PORTRAIT DE PHOTOGRAPHE : KARINE BAUDOT

Amoureuse de la photo made in live, Karine se confronte à plusieurs scènes musicales depuis de nombreuses années et de multiples sonorités, sans aucun complexe, transmettant toujours par ses clichés une réelle fascination pour toutes ces énergies vibratoires. Mais pour elle, la photographie n’est pas qu’une figure de style, c’est une vision, un état d’esprit qui capte les failles des êtres en trans et les transcende black & white. Karine apprécie plus que tout photographier dans les petits clubs pour l’intimité humaine et transpirante qui s’en dégage… Valkyrie de l’image, elle fixe et définit les contours de cette passion dans différents fanzines et magazines, où elle écrit également avec l’amour d’une guerrière ! En donnant à ces visages le côté visuel et esthétique des géants et des inconnus, toujours à la recherche de nouvelles figures à photographier, elle ne cesse d’évoluer librement.
Karine évoque aujourd’hui avec nous cette chance qu’elle a vécue d’être là au bon moment et nous dévoile quelques uns de ses trésors.

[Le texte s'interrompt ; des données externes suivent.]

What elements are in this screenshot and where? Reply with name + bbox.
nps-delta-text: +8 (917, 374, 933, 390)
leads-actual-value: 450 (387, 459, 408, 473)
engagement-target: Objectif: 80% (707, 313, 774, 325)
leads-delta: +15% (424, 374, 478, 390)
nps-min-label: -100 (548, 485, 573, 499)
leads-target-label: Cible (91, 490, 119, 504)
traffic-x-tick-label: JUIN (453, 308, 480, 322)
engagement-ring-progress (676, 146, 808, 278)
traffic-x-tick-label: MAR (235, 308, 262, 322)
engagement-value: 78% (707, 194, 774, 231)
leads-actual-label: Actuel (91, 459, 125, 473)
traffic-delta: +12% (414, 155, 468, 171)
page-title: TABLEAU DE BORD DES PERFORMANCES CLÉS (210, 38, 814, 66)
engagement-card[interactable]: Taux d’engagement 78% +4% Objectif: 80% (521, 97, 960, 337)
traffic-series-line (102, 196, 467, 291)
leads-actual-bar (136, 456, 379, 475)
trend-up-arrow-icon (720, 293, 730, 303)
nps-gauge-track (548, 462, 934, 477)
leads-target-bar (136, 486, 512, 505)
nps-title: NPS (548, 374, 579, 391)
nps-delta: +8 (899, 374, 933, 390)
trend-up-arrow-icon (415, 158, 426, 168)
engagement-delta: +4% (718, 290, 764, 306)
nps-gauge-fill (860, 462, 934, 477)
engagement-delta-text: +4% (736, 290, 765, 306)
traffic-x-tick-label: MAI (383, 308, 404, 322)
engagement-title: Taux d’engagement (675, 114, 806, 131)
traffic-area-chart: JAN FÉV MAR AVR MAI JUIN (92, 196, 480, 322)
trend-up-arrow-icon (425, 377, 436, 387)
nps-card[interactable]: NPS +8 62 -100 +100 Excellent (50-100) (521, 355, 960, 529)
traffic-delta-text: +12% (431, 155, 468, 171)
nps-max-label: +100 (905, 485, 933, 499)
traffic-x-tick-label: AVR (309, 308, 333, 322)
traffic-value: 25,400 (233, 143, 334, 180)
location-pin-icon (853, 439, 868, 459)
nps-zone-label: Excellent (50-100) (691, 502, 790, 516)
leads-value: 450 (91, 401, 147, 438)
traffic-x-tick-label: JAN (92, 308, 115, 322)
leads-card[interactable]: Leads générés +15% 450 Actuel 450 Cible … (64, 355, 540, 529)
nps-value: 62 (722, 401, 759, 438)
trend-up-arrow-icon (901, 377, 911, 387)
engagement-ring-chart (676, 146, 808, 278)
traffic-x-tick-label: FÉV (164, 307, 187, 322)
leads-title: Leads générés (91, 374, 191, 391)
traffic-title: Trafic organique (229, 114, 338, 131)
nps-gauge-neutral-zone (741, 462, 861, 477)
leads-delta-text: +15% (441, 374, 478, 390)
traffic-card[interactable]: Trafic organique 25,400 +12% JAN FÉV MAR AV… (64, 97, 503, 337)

Comment et à quel âge est venue la passion de la photographie ?
Je prends des photos depuis à peine dix ans. Mais la passion de l’image m’a toujours accompagnée. J’ai passé un bac A3 cinéma audiovisuel à Douarnenez. Puis, j’ai été rédactrice cinéma pendant 10 ans pour un bi-mensuel culturel rennais La Griffe. Avec une affection pour les films en noir et blanc contrastés. Du coup, quand j’ai commencé la photo, j’ai automatiquement basculé sur du monochrome. Ma passion pour l’image se concrétisait.

Qui étaient tes références à l’époque ?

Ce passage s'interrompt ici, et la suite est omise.